Because we aren’t just flying by the seat of our pants in the face of disaster. Prior to being elected bishop, Bishop Harvey was in charge of the United Methodist Committee on Relief. She assumed this role in the midst of tragedy. The Deputy General Secretary prior to her was a man named Sam Dixon. Dixon died in Haiti during the catastrophic earthquake in 2010. Rev. Dr. Dixon was in Haiti before the earthquakes doing humanitarian work.

The United Methodist Church does such good relief work because we do an incredibly good job of building our infrastructures and systems that allow us to respond quickly and effectively. We have people on the ground before disasters strike, and we have built a system that allows every dollar given to disaster recovery to go to that work. And Methodists from all around the connection trust in UMCOR to do its work well.
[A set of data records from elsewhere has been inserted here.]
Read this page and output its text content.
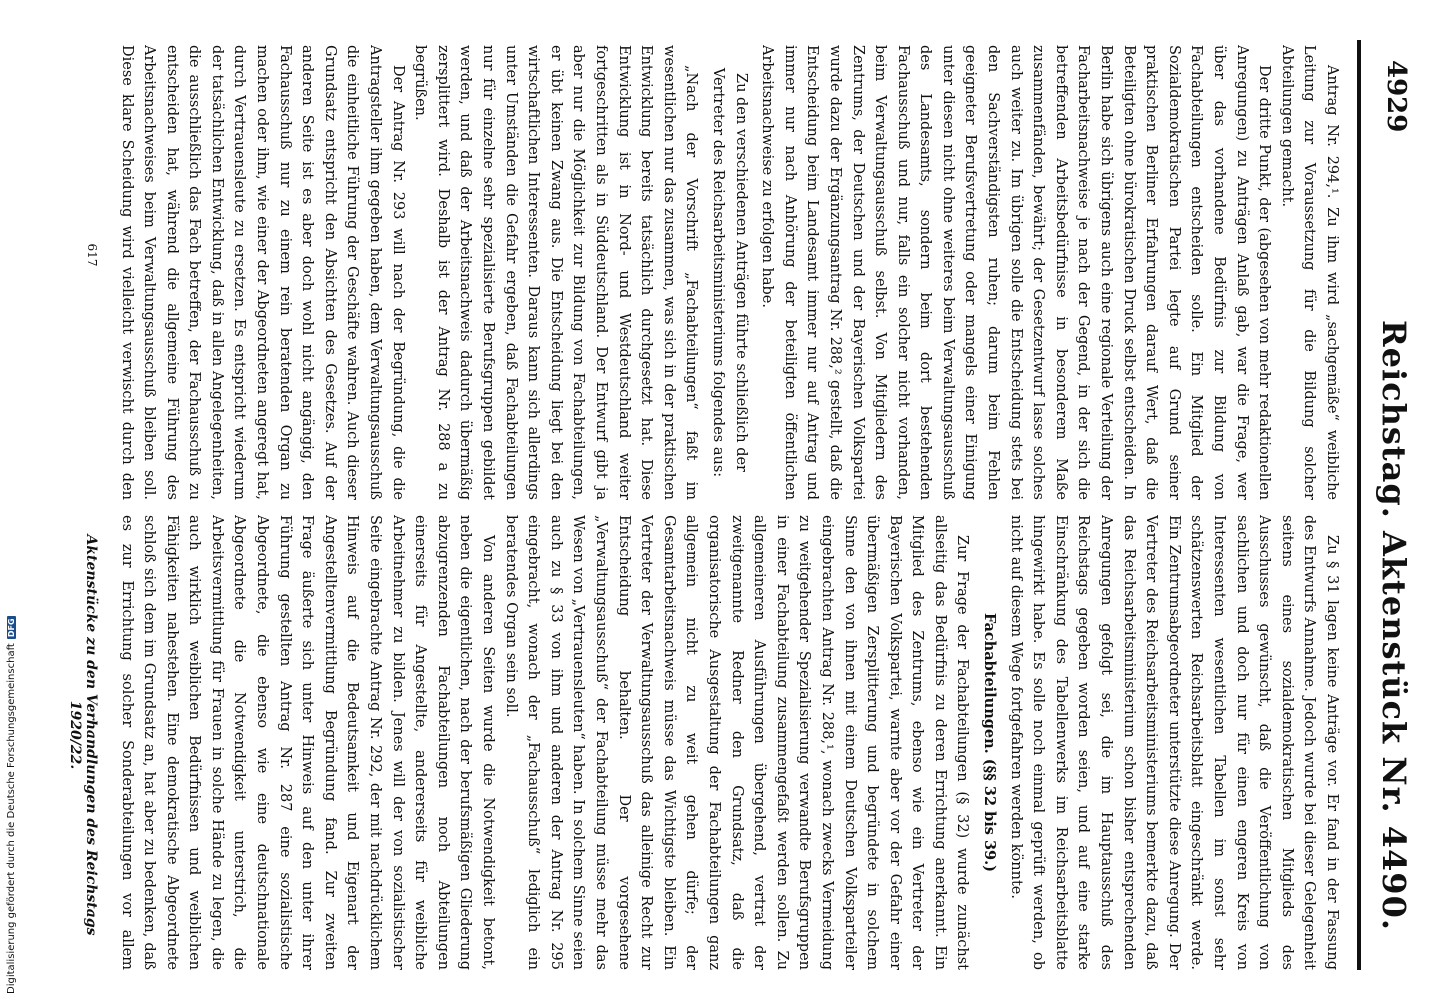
4929
Reichstag. Aktenstück Nr. 4490.

Antrag Nr. 294,¹. Zu ihm wird „sachgemäße“ weibliche Leitung zur Voraussetzung für die Bildung solcher Abteilungen gemacht.

Der dritte Punkt, der (abgesehen von mehr redaktionellen Anregungen) zu Anträgen Anlaß gab, war die Frage, wer über das vorhandene Bedürfnis zur Bildung von Fachabteilungen entscheiden solle. Ein Mitglied der Sozialdemokratischen Partei legte auf Grund seiner praktischen Berliner Erfahrungen darauf Wert, daß die Beteiligten ohne bürokratischen Druck selbst entscheiden. In Berlin habe sich übrigens auch eine regionale Verteilung der Facharbeitsnachweise je nach der Gegend, in der sich die betreffenden Arbeitsbedürfnisse in besonderem Maße zusammenfänden, bewährt; der Gesetzentwurf lasse solches auch weiter zu. Im übrigen solle die Entscheidung stets bei den Sachverständigsten ruhen; darum beim Fehlen geeigneter Berufsvertretung oder mangels einer Einigung unter diesen nicht ohne weiteres beim Verwaltungsausschuß des Landesamts, sondern beim dort bestehenden Fachausschuß und nur, falls ein solcher nicht vorhanden, beim Verwaltungsausschuß selbst. Von Mitgliedern des Zentrums, der Deutschen und der Bayerischen Volkspartei wurde dazu der Ergänzungsantrag Nr. 288,² gestellt, daß die Entscheidung beim Landesamt immer nur auf Antrag und immer nur nach Anhörung der beteiligten öffentlichen Arbeitsnachweise zu erfolgen habe.

Zu den verschiedenen Anträgen führte schließlich der Vertreter des Reichsarbeitsministeriums folgendes aus:

„Nach der Vorschrift „Fachabteilungen“ faßt im wesentlichen nur das zusammen, was sich in der praktischen Entwicklung bereits tatsächlich durchgesetzt hat. Diese Entwicklung ist in Nord- und Westdeutschland weiter fortgeschritten als in Süddeutschland. Der Entwurf gibt ja aber nur die Möglichkeit zur Bildung von Fachabteilungen, er übt keinen Zwang aus. Die Entscheidung liegt bei den wirtschaftlichen Interessenten. Daraus kann sich allerdings unter Umständen die Gefahr ergeben, daß Fachabteilungen nur für einzelne sehr spezialisierte Berufsgruppen gebildet werden, und daß der Arbeitsnachweis dadurch übermäßig zersplittert wird. Deshalb ist der Antrag Nr. 288 a zu begrüßen.

Der Antrag Nr. 293 will nach der Begründung, die die Antragsteller ihm gegeben haben, dem Verwaltungsausschuß die einheitliche Führung der Geschäfte wahren. Auch dieser Grundsatz entspricht den Absichten des Gesetzes. Auf der anderen Seite ist es aber doch wohl nicht angängig, den Fachausschuß nur zu einem rein beratenden Organ zu machen oder ihm, wie einer der Abgeordneten angeregt hat, durch Vertrauensleute zu ersetzen. Es entspricht wiederum der tatsächlichen Entwicklung, daß in allen Angelegenheiten, die ausschließlich das Fach betreffen, der Fachausschuß zu entscheiden hat, während die allgemeine Führung des Arbeitsnachweises beim Verwaltungsausschuß bleiben soll. Diese klare Scheidung wird vielleicht verwischt durch den

Zu § 31 lagen keine Anträge vor. Er fand in der Fassung des Entwurfs Annahme. Jedoch wurde bei dieser Gelegenheit seitens eines sozialdemokratischen Mitglieds des Ausschusses gewünscht, daß die Veröffentlichung von sachlichen und doch nur für einen engeren Kreis von Interessenten wesentlichen Tabellen im sonst sehr schätzenswerten Reichsarbeitsblatt eingeschränkt werde. Ein Zentrumsabgeordneter unterstützte diese Anregung. Der Vertreter des Reichsarbeitsministeriums bemerkte dazu, daß das Reichsarbeitsministerium schon bisher entsprechenden Anregungen gefolgt sei, die im Hauptausschuß des Reichstags gegeben worden seien, und auf eine starke Einschränkung des Tabellenwerks im Reichsarbeitsblatte hingewirkt habe. Es solle noch einmal geprüft werden, ob nicht auf diesem Wege fortgefahren werden könnte.

Fachabteilungen. (§§ 32 bis 39.)

Zur Frage der Fachabteilungen (§ 32) wurde zunächst allseitig das Bedürfnis zu deren Errichtung anerkannt. Ein Mitglied des Zentrums, ebenso wie ein Vertreter der Bayerischen Volkspartei, warnte aber vor der Gefahr einer übermäßigen Zersplitterung und begründete in solchem Sinne den von ihnen mit einem Deutschen Volksparteiler eingebrachten Antrag Nr. 288,¹, wonach zwecks Vermeidung zu weitgehender Spezialisierung verwandte Berufsgruppen in einer Fachabteilung zusammengefaßt werden sollen. Zu allgemeineren Ausführungen übergehend, vertrat der zweitgenannte Redner den Grundsatz, daß die organisatorische Ausgestaltung der Fachabteilungen ganz allgemein nicht zu weit gehen dürfe; der Gesamtarbeitsnachweis müsse das Wichtigste bleiben. Ein Vertreter der Verwaltungsausschuß das alleinige Recht zur Entscheidung behalten. Der vorgesehene „Verwaltungsausschuß“ der Fachabteilung müsse mehr das Wesen von „Vertrauensleuten“ haben. In solchem Sinne seien auch zu § 33 von ihm und anderen der Antrag Nr. 295 eingebracht, wonach der „Fachausschuß“ lediglich ein beratendes Organ sein soll.

Von anderen Seiten wurde die Notwendigkeit betont, neben die eigentlichen, nach der berufsmäßigen Gliederung abzugrenzenden Fachabteilungen noch Abteilungen einerseits für Angestellte, andererseits für weibliche Arbeitnehmer zu bilden. Jenes will der von sozialistischer Seite eingebrachte Antrag Nr. 292, der mit nachdrücklichem Hinweis auf die Bedeutsamkeit und Eigenart der Angestelltenvermittlung Begründung fand. Zur zweiten Frage äußerte sich unter Hinweis auf den unter ihrer Führung gestellten Antrag Nr. 287 eine sozialistische Abgeordnete, die ebenso wie eine deutschnationale Abgeordnete die Notwendigkeit unterstrich, die Arbeitsvermittlung für Frauen in solche Hände zu legen, die auch wirklich weiblichen Bedürfnissen und weiblichen Fähigkeiten nahestehen. Eine demokratische Abgeordnete schloß sich dem im Grundsatz an, hat aber zu bedenken, daß es zur Errichtung solcher Sonderabteilungen vor allem

617
Aktenstücke zu den Verhandlungen des Reichstags 1920/22.
Digitalisierung gefördert durch die Deutsche Forschungsgemeinschaft
DFG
But at General Conference, this is not what our work together looks like. We are a global church with a rich and diverse theological history held together by our Wesleyan heritage and our unique polity and governance structures. But lately, instead of celebrating that and finding ways to support it, we yell at each other about sexuality for two weeks, don’t address any of our other issues, and leave feeling wounded and even further divided.
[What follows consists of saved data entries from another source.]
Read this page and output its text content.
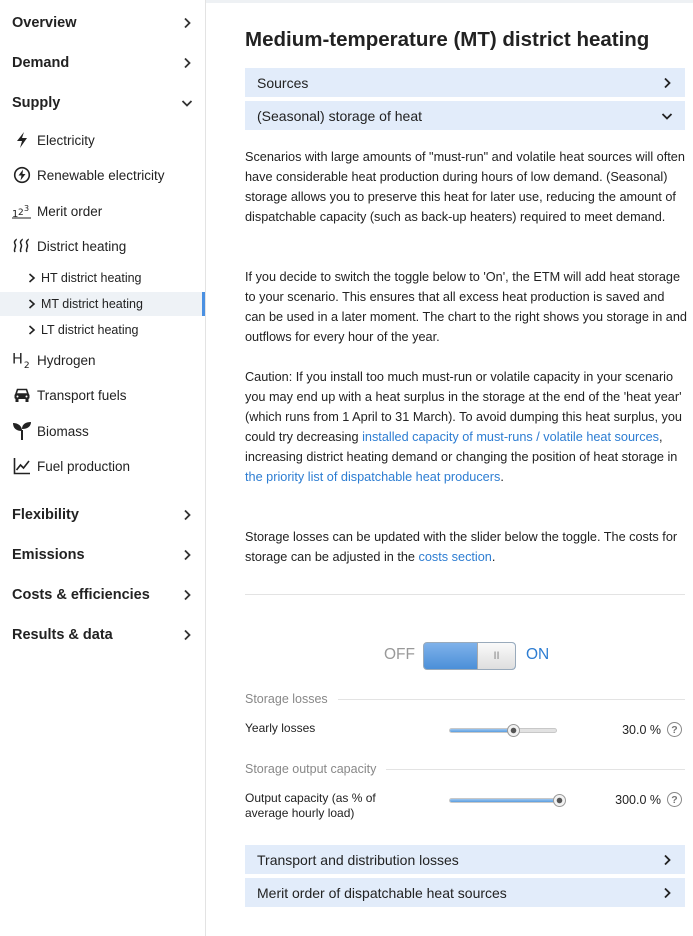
Overview
Demand
Supply
Electricity
Renewable electricity
1 2 3 Merit order
District heating
HT district heating
MT district heating
LT district heating
H 2 Hydrogen
Transport fuels
Biomass
Fuel production
Flexibility
Emissions
Costs & efficiencies
Results & data
Medium-temperature (MT) district heating
Sources
(Seasonal) storage of heat

Scenarios with large amounts of "must-run" and volatile heat sources will often have considerable heat production during hours of low demand. (Seasonal) storage allows you to preserve this heat for later use, reducing the amount of dispatchable capacity (such as back-up heaters) required to meet demand.

If you decide to switch the toggle below to 'On', the ETM will add heat storage to your scenario. This ensures that all excess heat production is saved and can be used in a later moment. The chart to the right shows you storage in and outflows for every hour of the year.

Caution: If you install too much must-run or volatile capacity in your scenario you may end up with a heat surplus in the storage at the end of the 'heat year' (which runs from 1 April to 31 March). To avoid dumping this heat surplus, you could try decreasing installed capacity of must-runs / volatile heat sources, increasing district heating demand or changing the position of heat storage in the priority list of dispatchable heat producers.

Storage losses can be updated with the slider below the toggle. The costs for storage can be adjusted in the costs section.

OFF	II ON
Storage losses
Yearly losses	30.0 % ?
Storage output capacity
Output capacity (as % of
average hourly load)
300.0 % ?
Transport and distribution losses
Merit order of dispatchable heat sources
Many people of my own theological perspective, one which seeks full and meaningful inclusion of LGBTQ people into the life of the United Methodist Church, feel as if our current doctrine and structures keep us from fully engaging in the kind of work we are called by God to do.

Many people of a theological perspective which views homosexuality as sinful feel as if changing our rhetoric on this subject would be catastrophic to our church and take us away from our historical values.

Both of these viewpoints are deeply held and serious, biblically-based convictions. But they don’t just keep us from coming up with a way forward as it relates to issues of human sexuality. We don’t trust each other, so all proposals for any sort of change or development that would help create a church structure better able to address our rapidly changing world become a referendum on sexuality. And it’s killing us.

I hope for a day in which we realize our common goals, in which we make authentic space for the whole of United Methodism to do God’s work in the world, to make disciples of Jesus Christ for the transformation of the world.

What if we responded to slow-moving crises the way we respond to fast-moving ones? What if we did the hard and necessary work of developing an infrastructure that allowed us to work boldly and decisively for the Kingdom of God?

I pray that we realize that we are a people who know what to do when we don’t know what to do. And I pray that we get to work doing it!

One thought on “Better when it’s bad

  1. I very much admired your conversations initiated by Bishop Jones in Holy conversations Tough Issues. I have brought the subject of Human Sexuality and Church Decisions up several times, just because I am convicted that it needs to be addressed and talked out. Often discussions defuse the emotion, if they are properly held.
    I have heard the statement too often “The day we have homosexual marriages in our church is the day I stop becoming a Methodist” I am certain that there will be division no matter what the Discipline determines, but I just hope that not too many valuable members will abandon the United Methodist Church over this issue.
    I am prayerful that this discussion can be brought out so more members can have a chance to examine their own feeling and give the topic deep prayer, thought, and discernment of the Holy Spirit instead of a gut reaction.